Deciphering the mechanism of the nickel-catalyzed hydroalkoxylation reaction: A combined experimental and computational study

The [Ni(0)(cod)b₂]/P^∪P-catalyzed hydroalkoxylation of butadiene to form butenyl ethers is studied mechanistically, where P^∪P = 1,4-bis(diphenylphosphino)butane (dppb) and 1,2-bis(diphenylphosphinomethyl)-benzene (dppmb). Experimental studies suggest the intermediacy of [(P^∪P)-Ni(0)(butadiene)] and [(P^∪P)Ni(II)(allyl)] intermediates and rule out the involvement of Ni-H species. The related species [(dppb)Ni(0)(1,4-diphenylbutadiene)], 1, and [(P^∪P)Ni(II)(crotyl)(Cl)] complexes 2 (P^∪P = dppmb) and 3 (P^∪P = dppb) have been synthesized and characterized on the basis of VT NMR spectroscopy and X-ray crystallographic studies. Compounds 2 and 3 are shown to be catalytically competent for the hydroalkoxylation reaction. Computational studies on [(dppmb)Ni(0)(butadiene)] indicate a facile protonation that forms a cationic allylic intermediate [(dppmb)Ni(II)(η-C₄H₇)]OMe.

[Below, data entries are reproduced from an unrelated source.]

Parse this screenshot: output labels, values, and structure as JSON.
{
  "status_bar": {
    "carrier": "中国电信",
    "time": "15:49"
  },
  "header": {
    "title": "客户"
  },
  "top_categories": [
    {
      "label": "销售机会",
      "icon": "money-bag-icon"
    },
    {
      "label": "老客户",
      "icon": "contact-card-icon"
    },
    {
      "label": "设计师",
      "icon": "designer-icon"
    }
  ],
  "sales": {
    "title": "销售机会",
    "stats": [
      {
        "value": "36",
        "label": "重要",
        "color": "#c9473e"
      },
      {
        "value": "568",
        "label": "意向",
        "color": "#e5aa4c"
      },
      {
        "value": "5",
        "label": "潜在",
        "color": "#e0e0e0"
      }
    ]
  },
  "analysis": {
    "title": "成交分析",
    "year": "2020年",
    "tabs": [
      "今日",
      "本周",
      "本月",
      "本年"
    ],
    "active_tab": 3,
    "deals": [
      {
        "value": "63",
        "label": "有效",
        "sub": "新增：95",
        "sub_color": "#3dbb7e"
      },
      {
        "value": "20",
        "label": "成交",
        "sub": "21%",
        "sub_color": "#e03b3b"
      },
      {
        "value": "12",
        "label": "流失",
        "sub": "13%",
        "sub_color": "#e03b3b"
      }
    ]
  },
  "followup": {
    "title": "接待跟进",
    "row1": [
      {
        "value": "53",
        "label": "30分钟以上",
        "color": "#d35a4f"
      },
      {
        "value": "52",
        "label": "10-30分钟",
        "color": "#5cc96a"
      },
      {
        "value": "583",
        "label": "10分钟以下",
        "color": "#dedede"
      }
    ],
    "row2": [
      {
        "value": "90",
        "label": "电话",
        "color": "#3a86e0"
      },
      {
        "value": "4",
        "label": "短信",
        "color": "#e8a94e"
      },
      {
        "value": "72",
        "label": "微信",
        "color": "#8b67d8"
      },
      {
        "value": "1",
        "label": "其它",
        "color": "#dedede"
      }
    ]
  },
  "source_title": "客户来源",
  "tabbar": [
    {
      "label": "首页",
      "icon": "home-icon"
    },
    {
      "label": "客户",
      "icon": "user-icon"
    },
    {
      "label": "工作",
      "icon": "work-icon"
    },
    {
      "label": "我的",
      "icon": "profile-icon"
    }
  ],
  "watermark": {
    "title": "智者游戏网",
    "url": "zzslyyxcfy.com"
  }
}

C-O bond formation then occurs via external attack by the solvent-stabilized methoxide nucleophile. Hydroalkoxylation proceeds with modest computed barriers of ca. 18 kcal/mol, and the butenyl ether product formation is only marginally exergonic. Overall, the results are consistent with initial kinetic control leading to the major branched isomer followed by a reversible isomerization process operating under thermodynamic control.